The NRL claimed on Wednesday it would continue to monitor player data surround the rule changes from every game.

"We have always worked through a very thorough process with the playing group to ensure we have taken into consideration all of our members and the varying positions they have and then the impact of any rule change and how that will impact on them. We need more players involved in the decision-making process," Newton said.

"Players are the one impacted the most. They are the ones taking the field and having to manage it week in, week out. We want our best players playing each weekend and playing for as long as they can.

"We understand the desire to prioritise the entertainment value of the sport for the broadcaster and the importance to members and supporters of the game but we also need to ensure that there is a right balance and the impact on players has to remain paramount when any rule changes are being introduced."

 

NRL PHYSIO REACTION

The NRL must tread carefully when introducing new rules to speed up the game after a rise in major injuries during last year's pandemic-hit season.

Rule changes were implemented during the COVID break in an attempt to increase fatigue in the game and make it more exciting.

However, clubs were only given just over three weeks to take their players from isolation training to full NRL games under the new rules.

The COVID protocols also brought about major challenges that likely contributed to the increased injury rate, such as reduced medical/support staff, game-day travel to and from games and isolation at home.

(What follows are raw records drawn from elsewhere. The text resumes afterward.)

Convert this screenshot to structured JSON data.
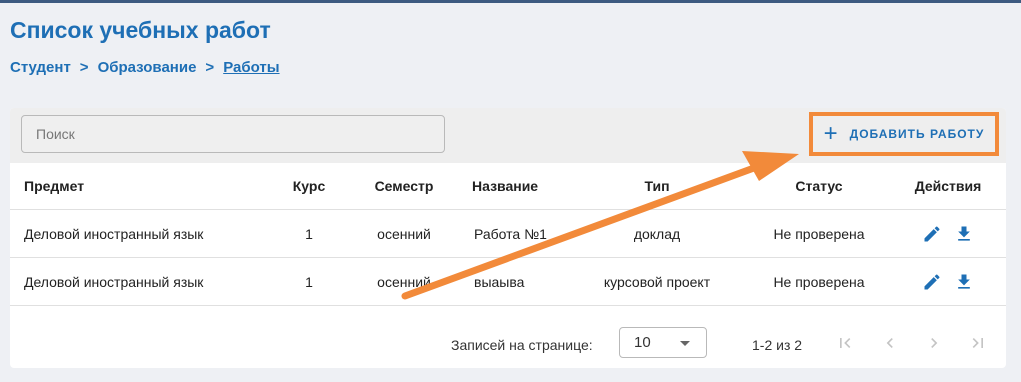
{
  "header": {
    "title": "Список учебных работ",
    "breadcrumb": [
      "Студент",
      ">",
      "Образование",
      ">",
      "Работы"
    ]
  },
  "toolbar": {
    "search_placeholder": "Поиск",
    "add_label": "ДОБАВИТЬ РАБОТУ",
    "add_icon": "plus-icon"
  },
  "table": {
    "columns": [
      "Предмет",
      "Курс",
      "Семестр",
      "Название",
      "Тип",
      "Статус",
      "Действия"
    ],
    "rows": [
      [
        "Деловой иностранный язык",
        "1",
        "осенний",
        "Работа №1",
        "доклад",
        "Не проверена"
      ],
      [
        "Деловой иностранный язык",
        "1",
        "осенний",
        "выаыва",
        "курсовой проект",
        "Не проверена"
      ]
    ],
    "row_actions": [
      "edit-icon",
      "download-icon"
    ]
  },
  "pagination": {
    "rows_per_page_label": "Записей на странице:",
    "rows_per_page": "10",
    "range": "1-2 из 2"
  },
  "colors": {
    "accent": "#1e6fb5",
    "highlight": "#f28a3a"
  }
}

Balancing fatigue, performance and the risk of injuries is a challenge the NRL faces as it looks to implement further rule changes.

 

While increasing the amount of time the ball is in play and decreasing stoppages is great for fans, players will likely be required to change their games and body types to decrease their risk of injury and maintain a high level of performance on the field.

Thankfully, teams have had more than three months since the new rules were announced for medical and performance staff to prepare the players for the new challenges their bodies will need to meet.

There are two main schools of thought when it comes to fatigue and injury risk:

Less fatigue in the game will increase the speed and power of players, and therefore the bigger collisions will increase traumatic injury rates;

More fatigue in the game and more time with the ball in play will expose players to a higher number of "at risk events" (tackles/runs). As they tire, their decision-making will also be impaired.

Fatigue is also a known risk factor for soft-tissue injuries.

The key to maximising player safety on the field is finding a balance between the fatigue and

freshness of players.

While the rules will certainly result in more fatigue among players this season, it will be important to monitor injury rates to see if this balance has shifted too far from player safety and performance.